Source:Bill Musgrave, American Gold Exchange
AustinGold gained 0.6% to close at $1,790 as concerns over surging US coronavirus cases offset strong jobs data and rising stocks to boost safe-haven demand. The metal ended the holiday-shortened week 0.5% higher for its fourth consecutive weekly win.
US nonfarm payrolls added a record 4.8 million jobs in June, pushing the official unemployment rate down to 11.1%, as states reopened for commerce and furloughed employees returned to work. By far the biggest gains were in hospitality, where nearly 1.5 million jobs were restored in bars and restaurants.
The good news came with two big caveats. While 7.5 million Americans have returned to work in the past two months, more than twice that many remain unemployed after 22 million lost their jobs to the pandemic. And the NFP survey was taken mid-month before record-setting waves of new COVID cases forced some states to reverse their re-opening, especially within the hospitality sector.
Casting a further shadow on the labor market, many workers continue to be laid off each week. More than 1.4 million applied for first-time unemployment benefits through states last week while another 840,000 filed through special federal programs.
Nonetheless, Wall Street cheered the latest payrolls report, sending all three major indexes higher by around 1.2% as traders ignored the coronavirus to bet on hopes for a V-shaped recovery.

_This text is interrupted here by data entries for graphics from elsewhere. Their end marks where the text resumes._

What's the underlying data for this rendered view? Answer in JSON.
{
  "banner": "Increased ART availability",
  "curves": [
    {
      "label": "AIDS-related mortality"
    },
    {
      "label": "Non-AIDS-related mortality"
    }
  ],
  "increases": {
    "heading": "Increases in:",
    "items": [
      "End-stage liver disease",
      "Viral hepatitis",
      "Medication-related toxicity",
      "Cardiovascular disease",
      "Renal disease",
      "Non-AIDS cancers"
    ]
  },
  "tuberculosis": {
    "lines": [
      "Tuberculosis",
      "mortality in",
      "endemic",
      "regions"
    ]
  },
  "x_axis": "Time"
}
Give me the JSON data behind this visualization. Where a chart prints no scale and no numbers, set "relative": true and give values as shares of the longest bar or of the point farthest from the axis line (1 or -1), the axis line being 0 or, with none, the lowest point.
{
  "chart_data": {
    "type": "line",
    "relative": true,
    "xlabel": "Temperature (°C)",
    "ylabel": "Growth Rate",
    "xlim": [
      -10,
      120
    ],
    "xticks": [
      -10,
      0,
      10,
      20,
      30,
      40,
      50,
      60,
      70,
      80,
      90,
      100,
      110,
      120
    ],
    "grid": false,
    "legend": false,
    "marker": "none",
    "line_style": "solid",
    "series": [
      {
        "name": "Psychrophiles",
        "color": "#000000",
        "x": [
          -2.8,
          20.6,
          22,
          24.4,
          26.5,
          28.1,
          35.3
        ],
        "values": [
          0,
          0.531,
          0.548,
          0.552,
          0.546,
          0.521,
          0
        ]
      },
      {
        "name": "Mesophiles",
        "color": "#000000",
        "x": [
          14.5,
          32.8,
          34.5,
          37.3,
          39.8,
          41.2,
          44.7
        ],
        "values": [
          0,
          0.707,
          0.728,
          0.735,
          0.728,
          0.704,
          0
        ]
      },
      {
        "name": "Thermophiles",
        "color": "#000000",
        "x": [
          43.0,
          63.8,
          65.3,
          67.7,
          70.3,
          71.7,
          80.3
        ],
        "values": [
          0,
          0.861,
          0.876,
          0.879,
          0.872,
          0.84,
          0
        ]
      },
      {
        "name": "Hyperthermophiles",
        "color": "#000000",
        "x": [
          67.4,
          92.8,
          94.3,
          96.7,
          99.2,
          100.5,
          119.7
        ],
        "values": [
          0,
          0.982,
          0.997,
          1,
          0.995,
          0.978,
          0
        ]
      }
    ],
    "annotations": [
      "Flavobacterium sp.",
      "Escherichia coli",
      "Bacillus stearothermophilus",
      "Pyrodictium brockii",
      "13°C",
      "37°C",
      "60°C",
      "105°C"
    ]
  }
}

Meanwhile, new cases of COVID-19 surpassed 52,000 per day in the US, the most since the pandemic started, as infections ramp up in populous states like California, Texas, Arizona, and Florida.
The dollar and Treasury prices both ticked higher on safe-haven inflows. A rising dollar tends to cap gold's gains by making it more expensive in other currencies.
The other precious metals were mixed for the day but higher for the week. Silver added 0.6% today for a weekly rise of 1.6%. Platinum slipped 0.3% but rose 1.5% this week. Palladium dipped 0.2% for a weekly climb of 1.8%.
At the Comex close: August gold gained $10.10 to $1,790; September silver added a dime, to $18.32; October platinum gave up $2.10 to $831.60; and September palladium slipped $3.10 to $1,927.60 an ounce.